[BUG] OOM when clickhouse is slow and a lot of insert queries are sent

ContentSquare / chproxy

Open-Source ClickHouse http proxy and load balancer

https://www.chproxy.org/

MIT License

1.24k stars 256 forks source link

[BUG] OOM when clickhouse is slow and a lot of insert queries are sent #428

Open bzed opened 2 months ago

bzed commented 2 months ago

Describe the bug We regularly see the following issue:

clickhouse not being as fast as expected due to high load (not nice, things to optimize but these things can happen)
chproxy receiving lots of inserts from applications without being able to forward them in time. It happily accepts hundreds of connections in parallel...
chproxy being OOM killed
chproxy restarted, introducing even more load on the clickhouse server due to new connections....

To Reproduce

make clickhouse slow
put chproxy under load with lots of big parallel inserts.

Expected behavior No OOM. Better memory handling. Cancel connections or let them wait before running OOM.

Environment information chproxy v1.26.2 clickhosue 24.3.2.23

vfoucault commented 2 months ago

hi there, this is a tricky issue. I don't really see a positive outcome here rather than using a rate limiter for your inserter and handle the back pressure at the data producer level.

Another option would be to add way more memory to your chproxy, or to bypass chproxy for data insertion or to make clickhosue faster 😅

No miracle would happen here.

bzed commented 2 months ago

Yes, indeed a tricky issue.
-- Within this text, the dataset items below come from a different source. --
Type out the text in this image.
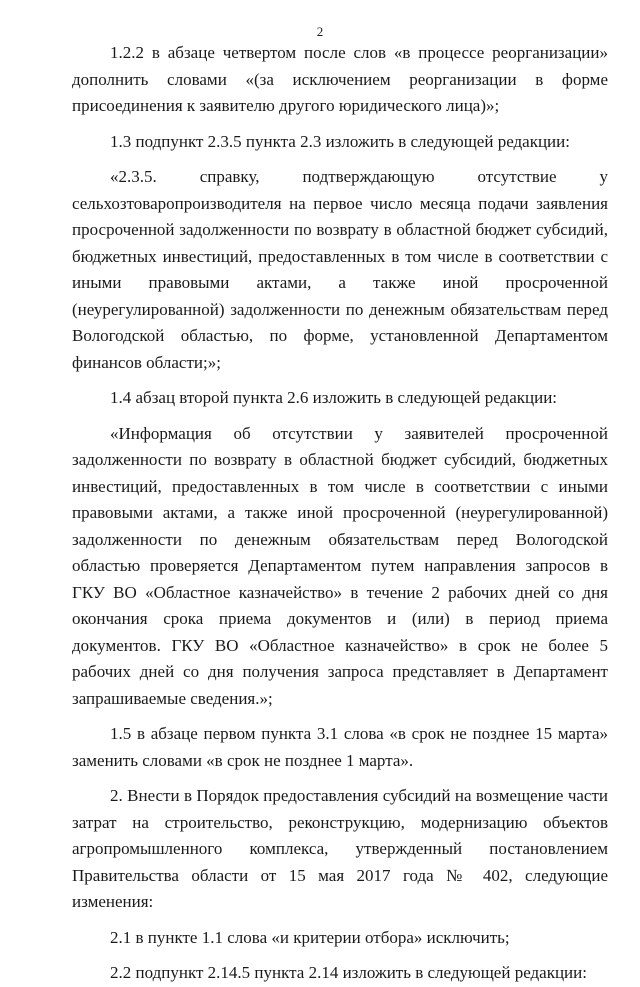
2

1.2.2 в абзаце четвертом после слов «в процессе реорганизации» дополнить словами «(за исключением реорганизации в форме присоединения к заявителю другого юридического лица)»;

1.3 подпункт 2.3.5 пункта 2.3 изложить в следующей редакции:

«2.3.5. справку, подтверждающую отсутствие у сельхозтоваропроизводителя на первое число месяца подачи заявления просроченной задолженности по возврату в областной бюджет субсидий, бюджетных инвестиций, предоставленных в том числе в соответствии с иными правовыми актами, а также иной просроченной (неурегулированной) задолженности по денежным обязательствам перед Вологодской областью, по форме, установленной Департаментом финансов области;»;

1.4 абзац второй пункта 2.6 изложить в следующей редакции:

«Информация об отсутствии у заявителей просроченной задолженности по возврату в областной бюджет субсидий, бюджетных инвестиций, предоставленных в том числе в соответствии с иными правовыми актами, а также иной просроченной (неурегулированной) задолженности по денежным обязательствам перед Вологодской областью проверяется Департаментом путем направления запросов в ГКУ ВО «Областное казначейство» в течение 2 рабочих дней со дня окончания срока приема документов и (или) в период приема документов. ГКУ ВО «Областное казначейство» в срок не более 5 рабочих дней со дня получения запроса представляет в Департамент запрашиваемые сведения.»;

1.5 в абзаце первом пункта 3.1 слова «в срок не позднее 15 марта» заменить словами «в срок не позднее 1 марта».

2. Внести в Порядок предоставления субсидий на возмещение части затрат на строительство, реконструкцию, модернизацию объектов агропромышленного комплекса, утвержденный постановлением Правительства области от 15 мая 2017 года № 402, следующие изменения:

2.1 в пункте 1.1 слова «и критерии отбора» исключить;

2.2 подпункт 2.14.5 пункта 2.14 изложить в следующей редакции:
Rate limiting in front of chproxy is (much stricter) in place now. But still, imho is a program running into OOM a bug :) Just adding more resources will just move the point where the oom will happen. To solve this bug I think a completely different memory management would be needed, but yes, its not trivial as not all connection need the same amount of memory.

mga-chka commented 2 months ago

Unfortunately, we (contentsquare) don't use chproxy to insert data. This feature has been done by the previous maintainers (Vertamedia) and we don't maintain it anymore. If it was happening on select queries, we might do something (but from what I remember, the query results are either streamed or put in temporary files to avoid an OOM in such situation). But since it's about insert queries, feel free to make a PR to fix the issue. As Vianney said, it will be tricky to solve it, and you should use a rate limiter to make sure it can't happen, for example by using the max_concurrent_queries parameter

Frank030366 commented 2 days ago

@mga-chka - I've experienced the same issues as author described: Chproxy catches OOM under heavy INSERT load with large batches. So I've made some tests and can shed some light on nature of this bug - it seems that this issue was introduced by changes in 1.22.0 release because 1.21.0 works stable in our environment but 1.22 OOM killed after ~10-20 seconds after starting workload. At least two changes probably introduced this bug: #299 and #296. To test it I've built custom binary from 1.22 sources with that changes reverted and it works stable under our load. But original 1.22 binary and the latest version binary are OOM killed.

One of possible root causes - maybe it's not efficient to load every incoming request body for possible retry because it can be very huge for INSERT like workload.